Windows Server Summit 2024
Mar 26 2024 08:00 AM - Mar 28 2024 03:30 PM (PDT)
Microsoft Tech Community

Storage Spaces Direct - Live Migration Uses Wrong Network

Copper Contributor

Good Morning all,

 

The formatting in this text is the best I can do...even tabs/bullets do not seem to work


I have read a LOT on this topic and here is a summary of the problem I am facing, plus where I am currently.

The Problem – Live Migration is using the wrong network.
When I “Live Migrate” a VM, it is only the “Host Mgmt” network that shows any throughput in Task Manager
Live Migration does work, but I cannot seem to find a way to force the Live Migration traffic over the 10GbE networks

 

Main Question:
• How do I configure the 10GbE networks to be used the Live Migrations?

 

Follow up questions:
• How do I test the 10GbE networks?
• How do I test the Cluster configuration for this problem?
• How do I perform a file copy over a specific interface to prove/disprove the basic 10GbE connectivity?

 

I have seen articles on SMB and SMB Direct – but not sure where to go now as I have tried a lot of things to try and “fix” this.

 

I would be grateful any help in this frustrating matter.

 

So, how did I get here……

 

The Scenario – 2 x node Storage Spaces Direct cluster:
• Windows 2019 Server on Dell R640 servers with QLogic QL41162HMRJ – 2x1GbE & 2x10GbE card

 

The hardware configuration includes:
• Appropriate disks for caching and capacity - all working satisfactorily

 

2x1GbE – these are switched and connected to the local network infrastructure. I have created a SET VMSwitch and converged the networks with VMNetAdapters on top - all working satisfactorily with ping and routing etc…


2x10GbE – switchless – standard cable from server to server with no switch in between
• These will be used for S2D, Live Migration, Storage Migration etc..
• Set to iWARP in BIOS
• RDMA enabled & Mode = iWARP
• Jumbo Frames enabled to 9014 – successfully checked with ping to ensure enabled
• VMQ enabled
• RSSProfile = NUMAScalingStatic
• Network Direct Functionality = Enabled
• Data Centre Bridging not configured – apparently not needed with switchless cluster
• Each interface in own vLAN:
• Server1_Port#1<->Server2_Port#1 on vLAN xxx
• Server1_Port#2<->Server2_Port#2 on vLAN yyy
• Each NIC can ping its corresponding partner successfully

 

The Cluster configuration includes:
• “Test-Cluster” output with 100% Success before creation of Cluster
• Host Mgmt = Role 3 “Cluster and Client”
• Other Converged vNICs = Role 1 “Cluster”
• Storage [10GbE] = Role 1 “Cluster”
• All Resources are “Up” in Cluster GUI – no errors reported
• Live Migration networks selected are ONLY the 10GbE ones – and top of the list too
• “Validate Cluster” output with 100% Success after creation of Cluster
• Cluster Events show “NO Errors” or indeed any records at all

 

Hyper-V Configuration includes:
  • Live Migration
    • Enabled = True
    • 4 Simultaneous
    • “Use these IP Addresses for Live Migration – is enabled and show the correct addresses
    • Advanced Features
      • “Use Kerberos” = true
      • “SMB” = true

 

Thanks for listening.

 

Stephen.

 

4 Replies

@Stephen666    Try check Jumbo Frame config.

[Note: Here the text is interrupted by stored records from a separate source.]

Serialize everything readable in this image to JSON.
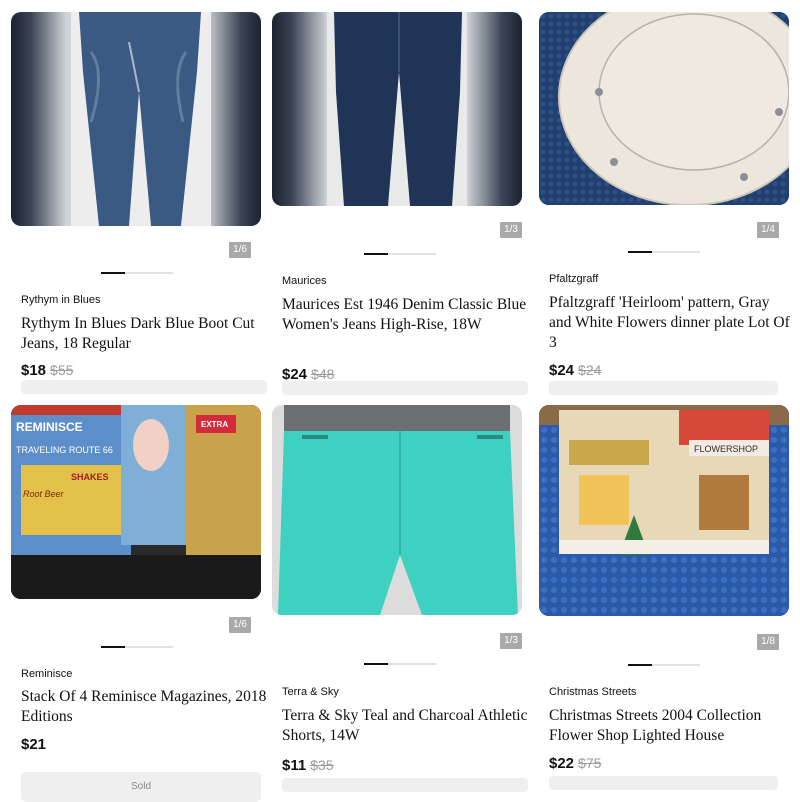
{
  "listings": [
    {
      "counter": "1/6",
      "brand": "Rythym in Blues",
      "title": "Rythym In Blues Dark Blue Boot Cut Jeans, 18 Regular",
      "price": "$18",
      "old_price": "$55"
    },
    {
      "counter": "1/3",
      "brand": "Maurices",
      "title": "Maurices Est 1946 Denim Classic Blue Women's Jeans High-Rise, 18W",
      "price": "$24",
      "old_price": "$48"
    },
    {
      "counter": "1/4",
      "brand": "Pfaltzgraff",
      "title": "Pfaltzgraff 'Heirloom' pattern, Gray and White Flowers dinner plate Lot Of 3",
      "price": "$24",
      "old_price": "$24"
    },
    {
      "counter": "1/6",
      "brand": "Reminisce",
      "title": "Stack Of 4 Reminisce Magazines, 2018 Editions",
      "price": "$21",
      "old_price": ""
    },
    {
      "counter": "1/3",
      "brand": "Terra & Sky",
      "title": "Terra & Sky Teal and Charcoal Athletic Shorts, 14W",
      "price": "$11",
      "old_price": "$35"
    },
    {
      "counter": "1/8",
      "brand": "Christmas Streets",
      "title": "Christmas Streets 2004 Collection Flower Shop Lighted House",
      "price": "$22",
      "old_price": "$75"
    }
  ],
  "image_texts": {
    "magazine_headline": "REMINISCE",
    "magazine_route": "TRAVELING ROUTE 66",
    "magazine_shakes": "SHAKES",
    "magazine_rootbeer": "Root Beer",
    "magazine_extra": "EXTRA",
    "flowershop_sign": "FLOWERSHOP"
  },
  "partial_button_label": "Sold"
}
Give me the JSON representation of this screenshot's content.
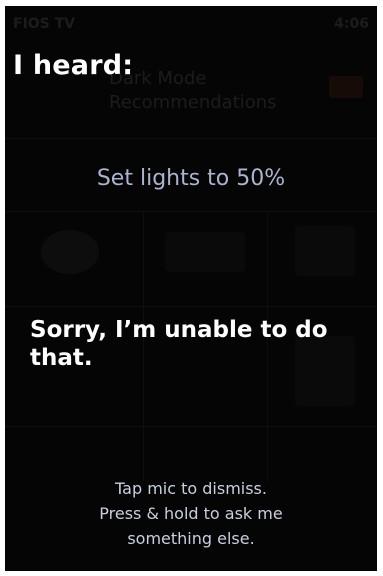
{
  "background": {
    "status_left": "FIOS TV",
    "status_right": "4:06",
    "title_lines": [
      "Dark Mode",
      "Recommendations"
    ]
  },
  "overlay": {
    "heard_label": "I heard:",
    "heard_text": "Set lights to 50%",
    "response_text": "Sorry, I’m unable to do that.",
    "hint_lines": [
      "Tap mic to dismiss.",
      "Press & hold to ask me",
      "something else."
    ]
  },
  "colors": {
    "background": "#050505",
    "heard_text": "#aab4cf",
    "primary_text": "#ffffff",
    "hint_text": "#c8cfe0"
  }
}
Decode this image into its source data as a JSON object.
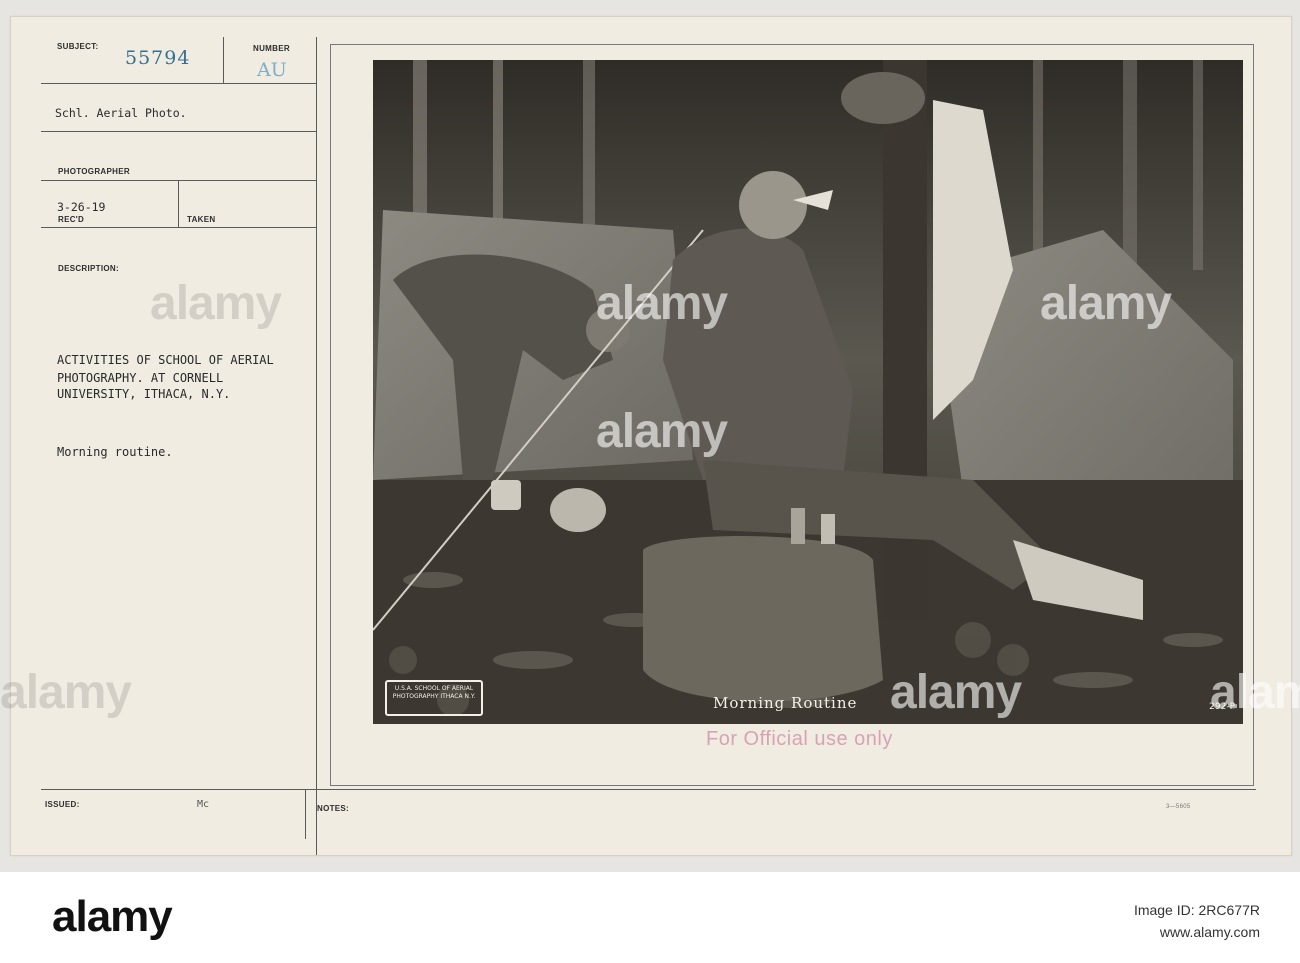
{
  "card": {
    "subject_label": "SUBJECT:",
    "subject_number": "55794",
    "number_label": "NUMBER",
    "number_code": "AU",
    "source": "Schl. Aerial Photo.",
    "photographer_label": "PHOTOGRAPHER",
    "date": "3-26-19",
    "recd_label": "REC'D",
    "taken_label": "TAKEN",
    "description_label": "DESCRIPTION:",
    "description_lines": [
      "ACTIVITIES OF SCHOOL OF AERIAL",
      "PHOTOGRAPHY. AT CORNELL",
      "UNIVERSITY, ITHACA, N.Y."
    ],
    "description_note": "Morning routine.",
    "issued_label": "ISSUED:",
    "issued_value": "Mc",
    "notes_label": "NOTES:",
    "form_code": "3—5605"
  },
  "photo": {
    "caption": "Morning Routine",
    "studio_stamp": "U.S.A. SCHOOL OF AERIAL PHOTOGRAPHY ITHACA N.Y.",
    "plate_number": "292-P",
    "official_stamp": "For Official use only"
  },
  "watermark": {
    "text": "alamy"
  },
  "footer": {
    "logo": "alamy",
    "image_id_label": "Image ID: 2RC677R",
    "url": "www.alamy.com"
  }
}
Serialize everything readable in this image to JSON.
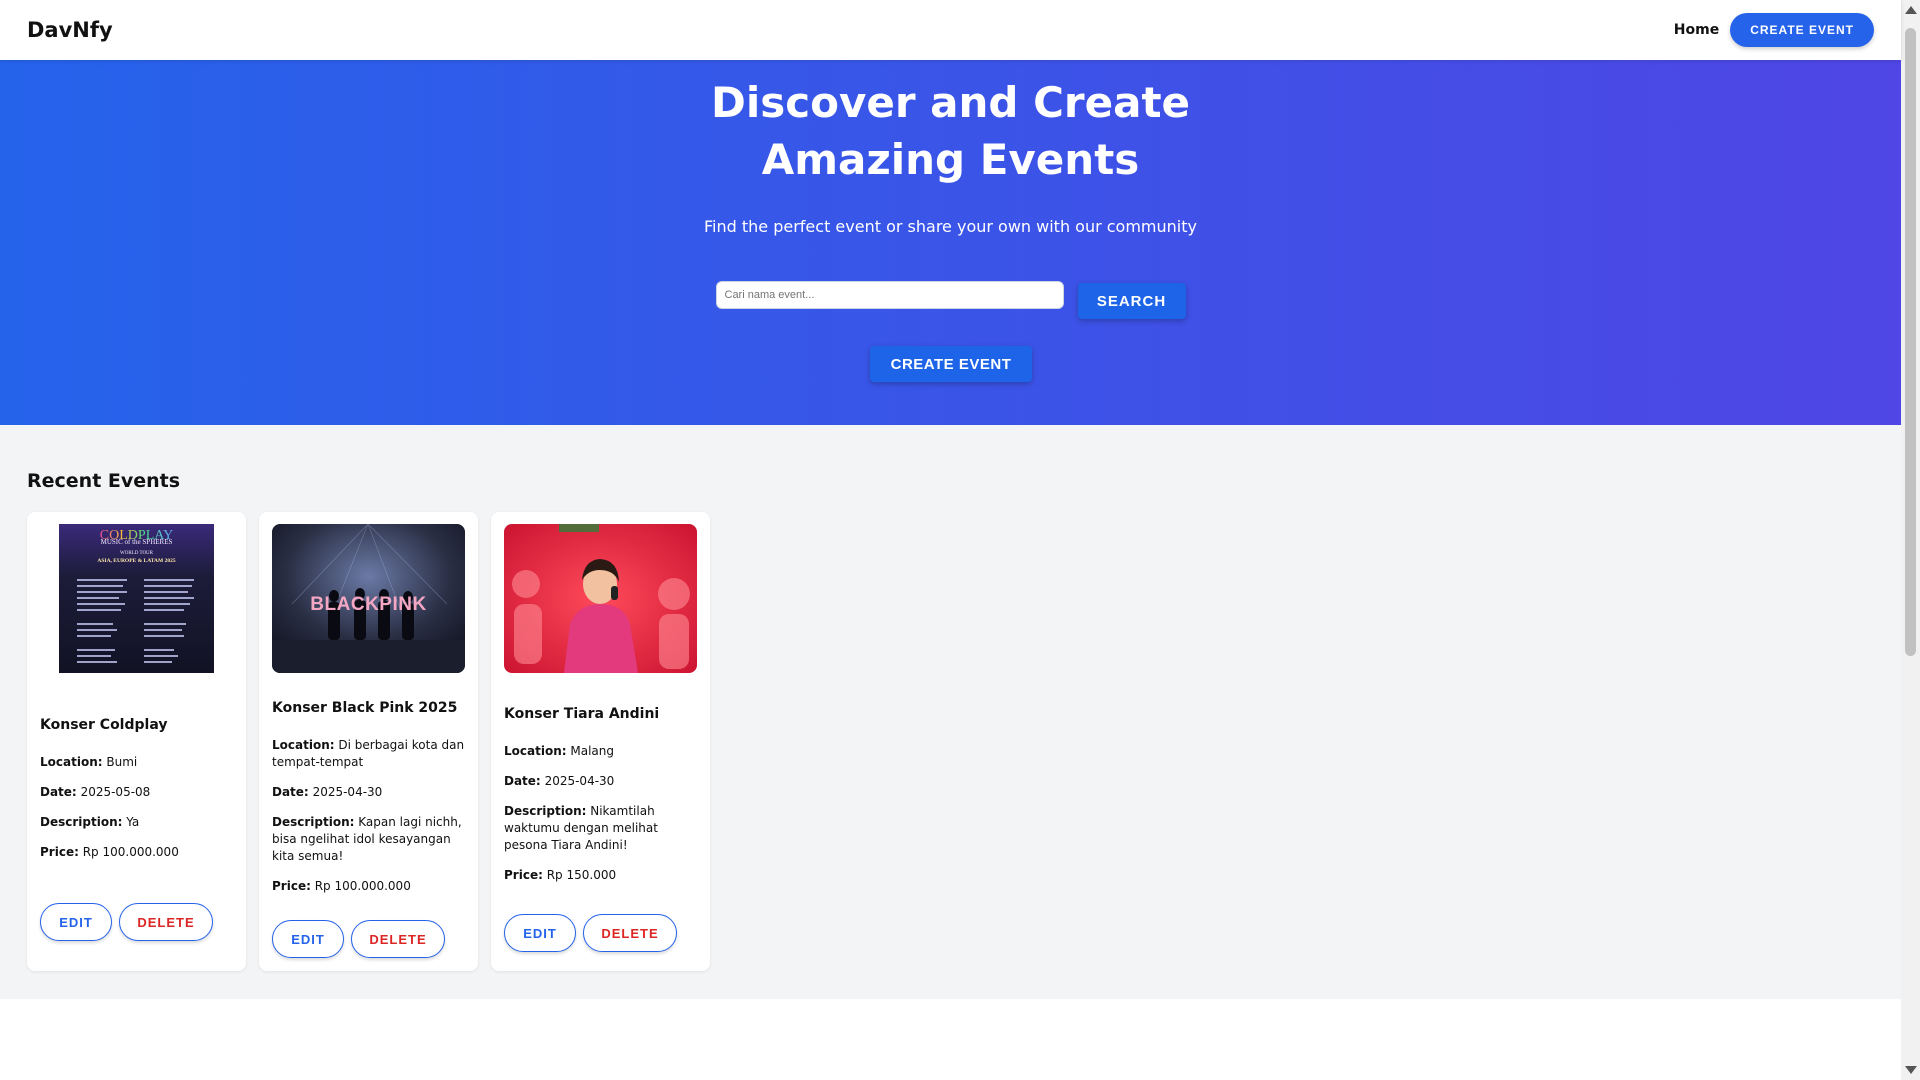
{
  "navbar": {
    "brand": "DavNfy",
    "home_label": "Home",
    "create_label": "CREATE EVENT"
  },
  "hero": {
    "title": "Discover and Create Amazing Events",
    "subtitle": "Find the perfect event or share your own with our community",
    "search_placeholder": "Cari nama event...",
    "search_label": "SEARCH",
    "create_label": "CREATE EVENT"
  },
  "recent": {
    "title": "Recent Events",
    "labels": {
      "location": "Location:",
      "date": "Date:",
      "description": "Description:",
      "price": "Price:",
      "edit": "EDIT",
      "delete": "DELETE"
    },
    "events": [
      {
        "title": "Konser Coldplay",
        "location": "Bumi",
        "date": "2025-05-08",
        "description": "Ya",
        "price": "Rp 100.000.000",
        "image": {
          "heading": "COLDPLAY",
          "sub": "MUSIC of the SPHERES",
          "tour": "WORLD TOUR",
          "region": "ASIA, EUROPE & LATAM 2025"
        }
      },
      {
        "title": "Konser Black Pink 2025",
        "location": "Di berbagai kota dan tempat-tempat",
        "date": "2025-04-30",
        "description": "Kapan lagi nichh, bisa ngelihat idol kesayangan kita semua!",
        "price": "Rp 100.000.000",
        "image": {
          "heading": "BLACKPINK"
        }
      },
      {
        "title": "Konser Tiara Andini",
        "location": "Malang",
        "date": "2025-04-30",
        "description": "Nikamtilah waktumu dengan melihat pesona Tiara Andini!",
        "price": "Rp 150.000"
      }
    ]
  },
  "colors": {
    "primary": "#2563eb",
    "hero_end": "#4f46e5",
    "danger": "#dc2626",
    "content_bg": "#f3f4f6"
  }
}
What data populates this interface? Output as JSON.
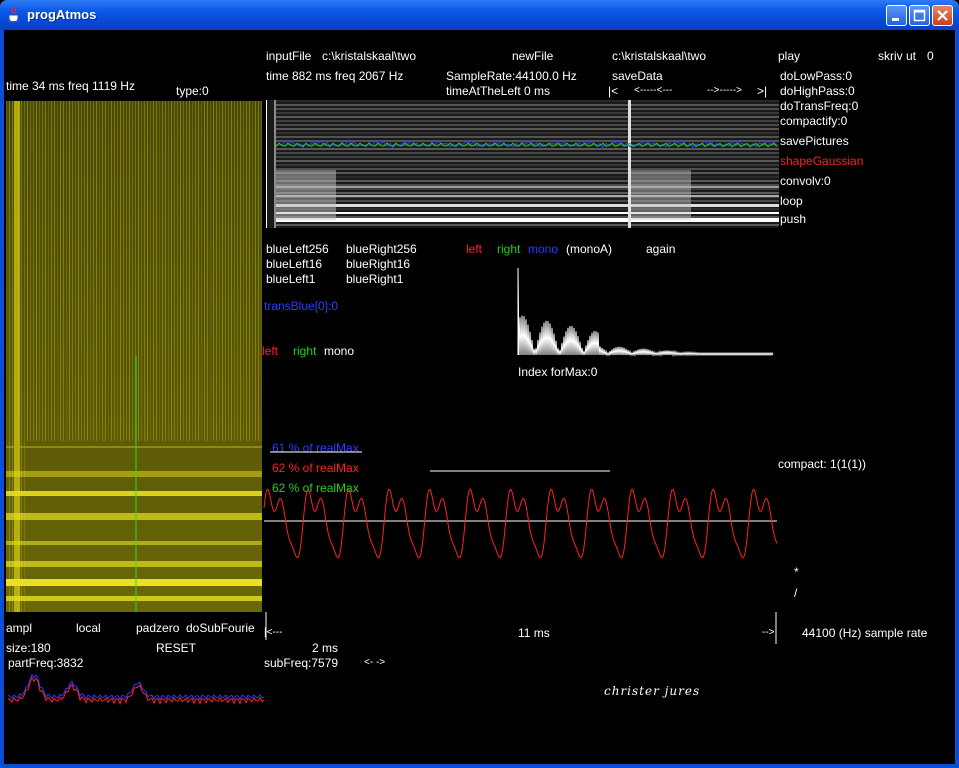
{
  "window": {
    "title": "progAtmos",
    "colors": {
      "titlebar": "#0a5ae8",
      "background": "#000000",
      "yellow": "#e0d818"
    }
  },
  "top": {
    "input_file_label": "inputFile",
    "input_file_path": "c:\\kristalskaal\\two",
    "new_file_label": "newFile",
    "new_file_path": "c:\\kristalskaal\\two",
    "play": "play",
    "skriv_ut": "skriv ut",
    "skriv_ut_value": "0",
    "time_freq_right": "time  882 ms   freq  2067 Hz",
    "sample_rate": "SampleRate:44100.0 Hz",
    "time_at_left": "timeAtTheLeft  0 ms",
    "save_data": "saveData",
    "nav_start": "|<",
    "nav_back": "<-----<---",
    "nav_forward": "-->----->",
    "nav_end": ">|"
  },
  "left": {
    "time_freq": "time  34 ms   freq  1119 Hz",
    "type": "type:0",
    "ampl": "ampl",
    "local": "local",
    "padzero": "padzero",
    "do_sub_fourie": "doSubFourie",
    "size": "size:180",
    "reset": "RESET",
    "part_freq": "partFreq:3832"
  },
  "options": [
    {
      "label": "doLowPass:0",
      "color": "#ffffff"
    },
    {
      "label": "doHighPass:0",
      "color": "#ffffff"
    },
    {
      "label": "doTransFreq:0",
      "color": "#ffffff"
    },
    {
      "label": "compactify:0",
      "color": "#ffffff"
    },
    {
      "label": "savePictures",
      "color": "#ffffff"
    },
    {
      "label": "shapeGaussian",
      "color": "#ff2020"
    },
    {
      "label": "convolv:0",
      "color": "#ffffff"
    },
    {
      "label": "loop",
      "color": "#ffffff"
    },
    {
      "label": "push",
      "color": "#ffffff"
    }
  ],
  "blue": {
    "left256": "blueLeft256",
    "right256": "blueRight256",
    "left16": "blueLeft16",
    "right16": "blueRight16",
    "left1": "blueLeft1",
    "right1": "blueRight1",
    "trans": "transBlue[0]:0"
  },
  "channels": {
    "left": "left",
    "right": "right",
    "mono": "mono",
    "monoA": "(monoA)",
    "again": "again",
    "index_for_max": "Index forMax:0"
  },
  "realmax": {
    "blue": "61 % of realMax",
    "red": "62 % of realMax",
    "green": "62 % of realMax"
  },
  "compact": "compact: 1(1(1))",
  "marks": {
    "star": "*",
    "slash": "/"
  },
  "bottom": {
    "arrow_left": "|<---",
    "ms11": "11 ms",
    "arrow_right": "-->",
    "sample_rate": "44100 (Hz) sample rate",
    "ms2": "2 ms",
    "sub_freq": "subFreq:7579",
    "arrows": "<-   ->",
    "signature": "christer  jures"
  }
}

On my HP servers sometime after restart it switch from Ethernet to InfiniBand and after revert to Ethernet all settings keep same except Jumbo which became 1514 instead of 9014. After correct jumbo it starting use a right network.

 

Hi,

I will check it out the server NIC settings as this a two-node switchless cluster.

Thanks for the tip though.

Stephen
Hello Stephen,

Take a look at this doc under the prioritization and how to configure it:
https://techcommunity.microsoft.com/t5/failover-clustering/configuring-network-prioritization-on-a-f...

Also:

Follow up questions:
• How do I test the 10GbE networks? Server-wise, a file copy should do the trick, for live migration: a test VM live migrated or maybe a test migration.
• How do I test the Cluster configuration for this problem? task mgr seems to be the easiest way because you would see the load increasing on an Ethernet and not the other one.
• How do I perform a file copy over a specific interface to prove/disprove the basic 10GbE connectivity? I would disable the adapter (I could not find anything either)

Why would you have VMQ turned on for the Cluster NICs?  In my experience, turning that off helped the cluster obey the Cluster Network metric settings.  And it won't be used in any cluster communications anyway, that is for the NICs that the Hyper-V machines can see.